Kompas.com - 14/10/2023, 14:00 WIB
Erwina Rachmi Puspapertiwi,
Sari Hardiyanto

Tim Redaksi

KOMPAS.com - Suhu yang panas membuat orang bereksperimen memasak makanan hanya dengan panas Matahari.

Hal ini seperti yang dilakukan Esti Utomo warga Kelurahan Siwalan, Kecamatan Gayamsari, Kota Semarang, Jawa Tengah.

Lewat akun Tiktok @Estiiutomo, dia mengunggah video memasak mi dengan panas Matahari.

 

Dalam videonya, tampak pengunggah memasak mi dengan panci tanpa menggunakan kompor. Dia hanya meletakkannya di tengah jalan luar rumah.

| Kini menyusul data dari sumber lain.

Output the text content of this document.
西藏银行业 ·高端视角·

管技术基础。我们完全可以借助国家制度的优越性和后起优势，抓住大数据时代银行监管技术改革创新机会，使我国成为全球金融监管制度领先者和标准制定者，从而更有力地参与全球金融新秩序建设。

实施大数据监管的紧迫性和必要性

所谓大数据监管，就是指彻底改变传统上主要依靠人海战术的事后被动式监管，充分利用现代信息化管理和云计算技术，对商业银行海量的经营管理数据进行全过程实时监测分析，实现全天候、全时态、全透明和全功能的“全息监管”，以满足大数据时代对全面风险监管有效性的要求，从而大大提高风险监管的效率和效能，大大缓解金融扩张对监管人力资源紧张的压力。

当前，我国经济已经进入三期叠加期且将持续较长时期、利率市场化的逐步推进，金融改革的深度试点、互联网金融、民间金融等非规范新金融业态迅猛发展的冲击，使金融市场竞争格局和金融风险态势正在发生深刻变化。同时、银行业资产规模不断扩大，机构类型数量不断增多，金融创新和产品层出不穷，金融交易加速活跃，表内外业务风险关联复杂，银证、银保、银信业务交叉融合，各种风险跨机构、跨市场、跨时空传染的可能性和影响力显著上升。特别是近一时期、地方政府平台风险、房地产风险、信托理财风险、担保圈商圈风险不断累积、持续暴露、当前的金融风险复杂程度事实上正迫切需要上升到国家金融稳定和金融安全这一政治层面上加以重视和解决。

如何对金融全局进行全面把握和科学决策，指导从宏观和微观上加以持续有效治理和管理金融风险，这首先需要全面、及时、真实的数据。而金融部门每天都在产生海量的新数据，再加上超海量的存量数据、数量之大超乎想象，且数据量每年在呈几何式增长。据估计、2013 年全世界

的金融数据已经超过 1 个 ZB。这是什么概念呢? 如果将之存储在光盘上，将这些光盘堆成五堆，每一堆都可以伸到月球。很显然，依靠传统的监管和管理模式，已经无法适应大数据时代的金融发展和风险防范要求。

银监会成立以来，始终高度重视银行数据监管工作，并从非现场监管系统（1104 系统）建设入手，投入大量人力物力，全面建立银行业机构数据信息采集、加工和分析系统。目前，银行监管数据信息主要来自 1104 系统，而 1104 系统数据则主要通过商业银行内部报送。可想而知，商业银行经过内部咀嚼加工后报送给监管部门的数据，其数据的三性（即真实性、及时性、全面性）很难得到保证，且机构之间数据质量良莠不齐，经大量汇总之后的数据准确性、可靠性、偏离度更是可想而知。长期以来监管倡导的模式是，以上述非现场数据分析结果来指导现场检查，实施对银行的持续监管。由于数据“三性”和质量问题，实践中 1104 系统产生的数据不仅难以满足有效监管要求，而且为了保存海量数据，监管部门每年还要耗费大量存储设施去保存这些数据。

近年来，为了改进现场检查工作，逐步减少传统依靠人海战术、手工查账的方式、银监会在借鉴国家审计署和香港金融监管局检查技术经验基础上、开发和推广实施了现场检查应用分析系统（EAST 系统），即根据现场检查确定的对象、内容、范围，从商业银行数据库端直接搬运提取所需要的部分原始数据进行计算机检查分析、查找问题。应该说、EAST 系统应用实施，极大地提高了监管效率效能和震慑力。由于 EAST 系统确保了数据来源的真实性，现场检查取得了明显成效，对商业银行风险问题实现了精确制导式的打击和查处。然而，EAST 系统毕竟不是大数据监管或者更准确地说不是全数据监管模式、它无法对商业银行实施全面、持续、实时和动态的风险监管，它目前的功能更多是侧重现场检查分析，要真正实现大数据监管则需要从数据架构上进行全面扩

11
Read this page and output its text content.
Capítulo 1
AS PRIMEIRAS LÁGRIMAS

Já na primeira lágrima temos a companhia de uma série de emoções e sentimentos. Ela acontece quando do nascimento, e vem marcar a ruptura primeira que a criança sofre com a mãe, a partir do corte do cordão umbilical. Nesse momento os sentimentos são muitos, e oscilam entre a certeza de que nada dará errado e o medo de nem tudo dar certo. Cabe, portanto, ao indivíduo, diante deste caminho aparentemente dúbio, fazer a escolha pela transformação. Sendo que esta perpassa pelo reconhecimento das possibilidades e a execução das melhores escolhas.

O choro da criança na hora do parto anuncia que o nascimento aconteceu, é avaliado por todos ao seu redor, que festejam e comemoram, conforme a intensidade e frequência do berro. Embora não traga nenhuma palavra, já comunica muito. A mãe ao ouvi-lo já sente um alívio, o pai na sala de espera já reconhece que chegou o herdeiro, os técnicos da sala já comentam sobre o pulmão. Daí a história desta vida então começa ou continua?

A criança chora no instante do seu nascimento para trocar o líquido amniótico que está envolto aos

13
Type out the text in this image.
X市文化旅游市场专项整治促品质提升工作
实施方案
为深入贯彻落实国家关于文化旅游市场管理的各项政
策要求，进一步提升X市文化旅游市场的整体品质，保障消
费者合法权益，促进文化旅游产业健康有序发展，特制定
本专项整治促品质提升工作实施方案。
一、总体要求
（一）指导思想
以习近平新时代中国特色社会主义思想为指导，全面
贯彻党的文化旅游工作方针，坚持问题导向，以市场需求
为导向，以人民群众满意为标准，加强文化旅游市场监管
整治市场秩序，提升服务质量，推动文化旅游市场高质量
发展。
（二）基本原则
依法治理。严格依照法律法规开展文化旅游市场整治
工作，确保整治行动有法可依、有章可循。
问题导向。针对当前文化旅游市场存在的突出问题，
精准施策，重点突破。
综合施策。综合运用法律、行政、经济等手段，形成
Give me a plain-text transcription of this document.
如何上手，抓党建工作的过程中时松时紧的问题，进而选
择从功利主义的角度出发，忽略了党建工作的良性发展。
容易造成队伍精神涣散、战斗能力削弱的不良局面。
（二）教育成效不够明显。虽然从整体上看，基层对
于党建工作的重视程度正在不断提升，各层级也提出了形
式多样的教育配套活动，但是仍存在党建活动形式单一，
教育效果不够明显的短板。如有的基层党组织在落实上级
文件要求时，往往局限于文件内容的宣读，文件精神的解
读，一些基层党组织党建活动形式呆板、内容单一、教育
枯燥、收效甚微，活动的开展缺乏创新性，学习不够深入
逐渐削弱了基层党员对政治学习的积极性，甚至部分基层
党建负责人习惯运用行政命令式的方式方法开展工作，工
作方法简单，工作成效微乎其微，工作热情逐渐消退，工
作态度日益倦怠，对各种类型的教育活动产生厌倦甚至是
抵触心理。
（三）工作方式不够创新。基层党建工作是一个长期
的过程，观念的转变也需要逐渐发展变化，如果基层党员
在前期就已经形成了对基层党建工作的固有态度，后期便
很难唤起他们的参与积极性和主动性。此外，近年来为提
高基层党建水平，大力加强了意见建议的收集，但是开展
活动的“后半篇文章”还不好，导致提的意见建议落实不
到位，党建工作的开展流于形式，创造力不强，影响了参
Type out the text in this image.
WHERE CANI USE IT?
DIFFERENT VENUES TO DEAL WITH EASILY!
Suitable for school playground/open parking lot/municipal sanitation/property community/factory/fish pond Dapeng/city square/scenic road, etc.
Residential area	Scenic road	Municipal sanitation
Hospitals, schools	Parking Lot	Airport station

"Lumayan irit gas kan," tulisnya.

Baca juga: Masak Mi Instan, Apa Perlu Air Rebusan Dibuang?

Diberitakan Kompas.com, Kamis (12/10/2023), Esti bercerita, dia merebus air dalam panci sekitar pukul 11.00 WIB. Kemudian, mi dimasukkan ke panci dan ditutup piring.

Setelah itu, dia membiarkan panci terjemur hingga pukul 13.00 WIB. Saat tutup panci dibuka, mi dalam keadaan sudah matang.

"Pukul 13.00 WIB mi sudah matang. Bagi aku eksperimen ini sukses," jelasnya.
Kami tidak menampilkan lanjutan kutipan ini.